Oracle’s decision to give OpenOffice.org (OOo) assets to the Apache Software Foundation and not The Document Foundation (TDF) has not stopped TDF to roll out a major release of LibreOffice (LO), a fork of OpenOffice. LibreOffice is widely adopted now and is becoming very popular. Major Linux distros including Ubuntu, Fedora and Linux Mint has dropped OOo for LO.
LibreOffice 3.4.0 is the second major release of the suite since the announcement of TDF in September 2010. LO 3.4.0 is a major release of the open-source free office suite now incorporates the contributions of more than 120 developers (six times as many as the first beta released on the launch date).
LibreOffice was created as a fork of the OpenOffice.org productivity suite back in September, of course, due to uncertainty over the future of OOo after Oracle acquired the project.
“We care for our developers, and it shows,” noted Italo Vignoli, a steering committee member and The Document Foundation official. “Our core developers have invented the mechanism of the easy hacks, which makes it simple and enjoyable for volunteer contributors to get to know LibreOffice code, challenging their development skills with basic or elementary tasks.”
“Once they have completed the first easy hacks, contributors are ready to scale to more difficult tasks”, says Michael Meeks, a senior developer working for SuSE. “We spend quite a lot of time mentoring new contributors, in order to increase the number of people working on bug fixing, patches and features. This is soon going to be reflected in the quality of the software and the number of new features of future releases”.
Improved Features of LibreOffice
Updates to Calc
Calc spreadsheet now boasts faster performance and an improved compatibility with Excel spreadsheets.
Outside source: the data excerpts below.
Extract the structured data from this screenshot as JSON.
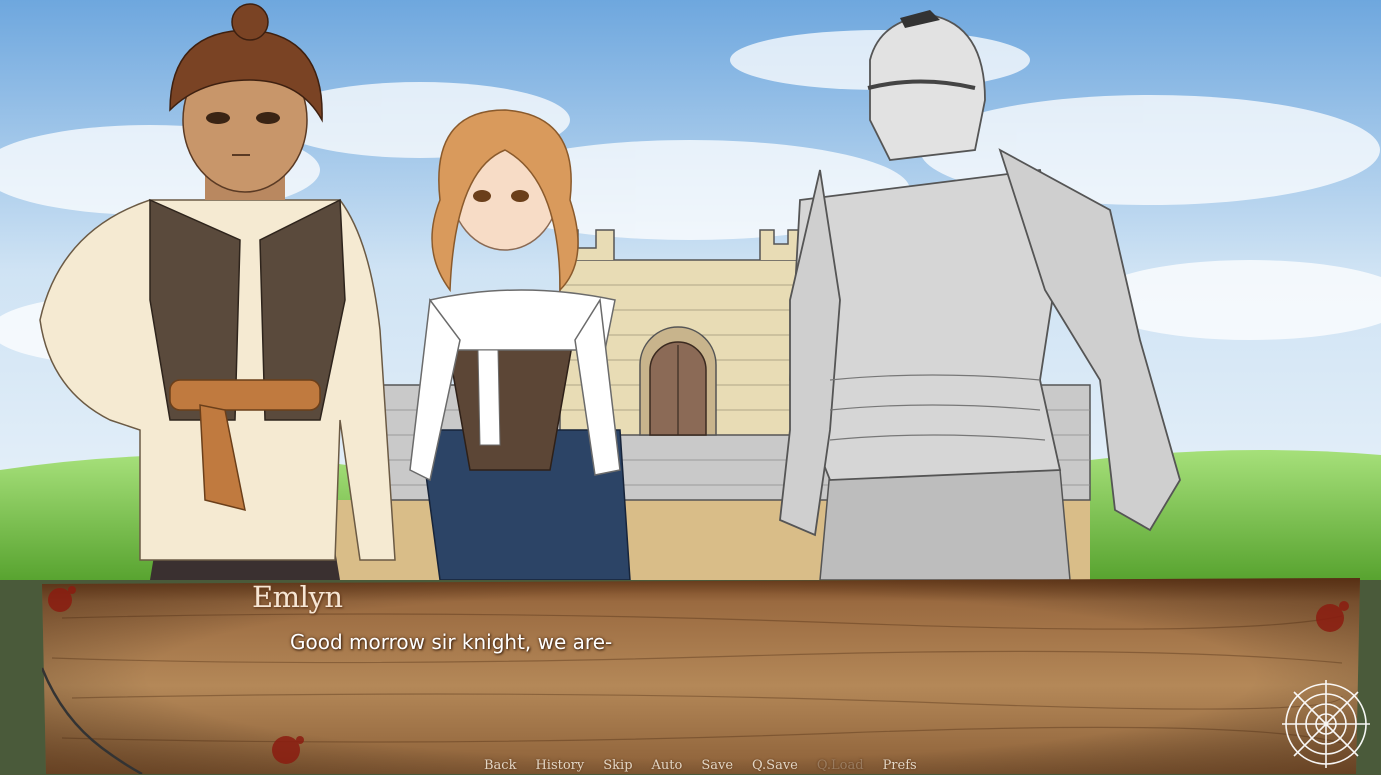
{
  "game": {
    "speaker": "Emlyn",
    "dialogue": "Good morrow sir knight, we are-"
  },
  "quick_menu": [
    {
      "label": "Back",
      "enabled": true
    },
    {
      "label": "History",
      "enabled": true
    },
    {
      "label": "Skip",
      "enabled": true
    },
    {
      "label": "Auto",
      "enabled": true
    },
    {
      "label": "Save",
      "enabled": true
    },
    {
      "label": "Q.Save",
      "enabled": true
    },
    {
      "label": "Q.Load",
      "enabled": false
    },
    {
      "label": "Prefs",
      "enabled": true
    }
  ],
  "colors": {
    "sky": "#9cc3e6",
    "grass": "#6fbf3a",
    "wood": "#8a5a34",
    "blood": "#8b1c10",
    "speaker_text": "#f6e6d4",
    "dialogue_text": "#ffffff"
  }
}
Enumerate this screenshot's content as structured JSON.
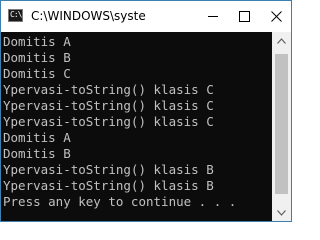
{
  "window": {
    "title": "C:\\WINDOWS\\syste",
    "icon": "console-icon"
  },
  "titlebar": {
    "buttons": [
      "minimize-icon",
      "maximize-icon",
      "close-icon"
    ]
  },
  "console": {
    "lines": [
      "Domitis A",
      "Domitis B",
      "Domitis C",
      "Ypervasi-toString() klasis C",
      "Ypervasi-toString() klasis C",
      "Ypervasi-toString() klasis C",
      "Domitis A",
      "Domitis B",
      "Ypervasi-toString() klasis B",
      "Ypervasi-toString() klasis B",
      "Press any key to continue . . ."
    ]
  },
  "scrollbar": {
    "icons": [
      "scroll-up-arrow-icon",
      "scroll-down-arrow-icon"
    ]
  }
}
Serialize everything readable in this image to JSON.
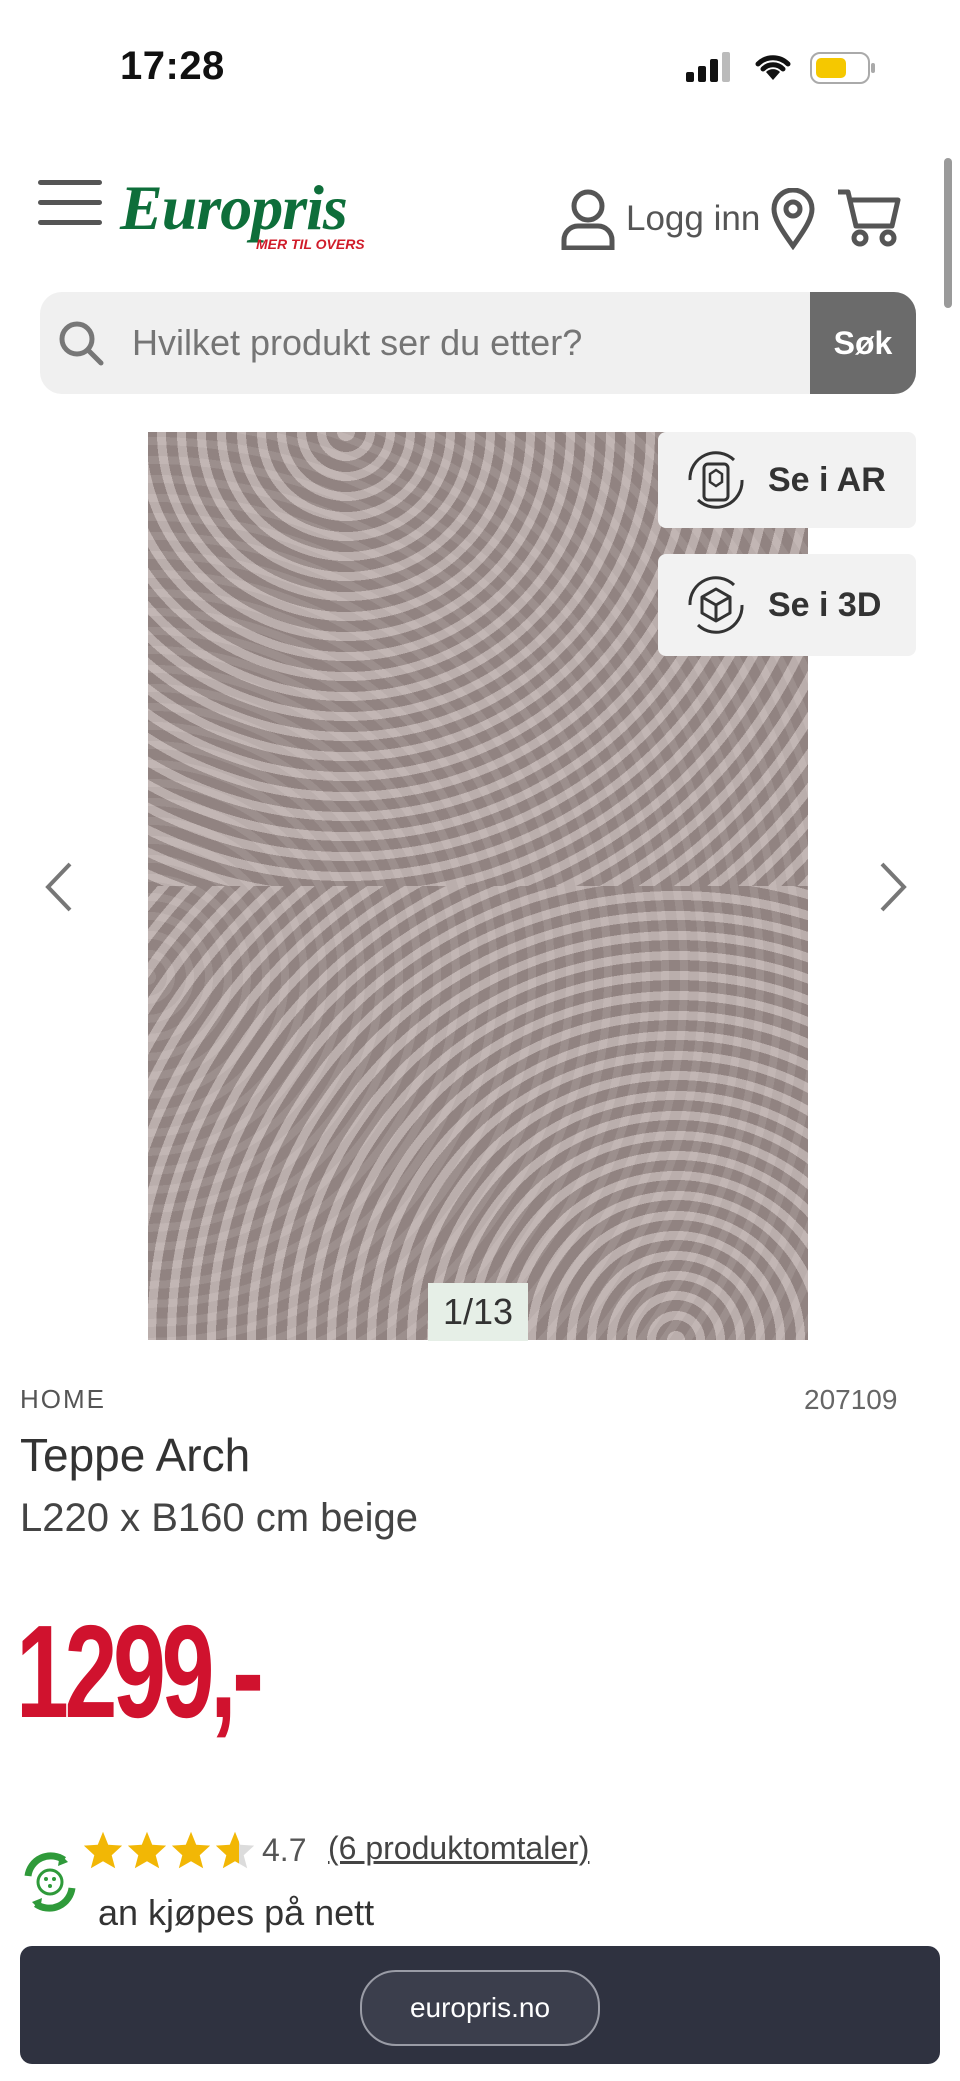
{
  "status_bar": {
    "time": "17:28"
  },
  "header": {
    "logo_text": "Europris",
    "logo_tagline": "MER TIL OVERS",
    "login_label": "Logg inn"
  },
  "search": {
    "placeholder": "Hvilket produkt ser du etter?",
    "button_label": "Søk"
  },
  "gallery": {
    "counter": "1/13",
    "ar_label": "Se i AR",
    "view3d_label": "Se i 3D"
  },
  "product": {
    "brand": "HOME",
    "sku": "207109",
    "title": "Teppe Arch",
    "subtitle": "L220 x B160 cm beige",
    "price": "1299,-",
    "rating_value": "4.7",
    "rating_stars": 4.7,
    "reviews_label": "(6 produktomtaler)",
    "availability": "an kjøpes på nett"
  },
  "browser": {
    "url": "europris.no"
  },
  "colors": {
    "brand_green": "#0e6e3a",
    "price_red": "#d0122e",
    "star_yellow": "#f2b705",
    "bottom_bar": "#2f3240"
  }
}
Pivot Table — the new name of DataPilot — now offers support for unlimited numbers of fields and named ranges as data source.
The user interface of Writer, Impress and Draw has been improved with many new features, and several cosmetic changes have been applied to the Linux version, with a better text rendering engine and an improved GTK+ theme integration.
Support for Unity
LibreOffice’s latest release adds initial support for Unity, the new user interface of Ubuntu 11.04 (Natty Narwhal).
LibreOffice 3.4.0 now offers smoother startup on Linux with a splash screen before starting to read all the application’s data, giving a faster time to splash and cleaner code.
A Smaller Windows Installer
Shrink LibreOffice Windows installer download by more than 30 Mb using better compression schemes.
Parallel Installations on Linux
LibreOffice 3.4.0 can be installed in parallel with LibreOffice 3.3 on Linux. Note that the user configuration is shared and both versions cannot be started at the same time.
Code wise, several thousand lines of German comments have been translated into English, and over 5.000 lines of dead code have been removed from Writer, Calc and Impress.
Interested users can view a complete list of new features and fixes on the LibreOffice Website.
LibreOffice Version Naming Clarification
The first release of the 3.4 series, LibreOffice 3.4.0, is targeted to community members and power users, and should not be implemented in a corporate environment. The Document Foundation has explained that following its time based release schedule – the best strategy for a distributed and cooperative development environment – the best releases for such deployments start from x.x.1. Because of this, LibreOffice 3.3.x is going to be maintained for several months to come, until the end of calendar year 2011, for the most conservative users.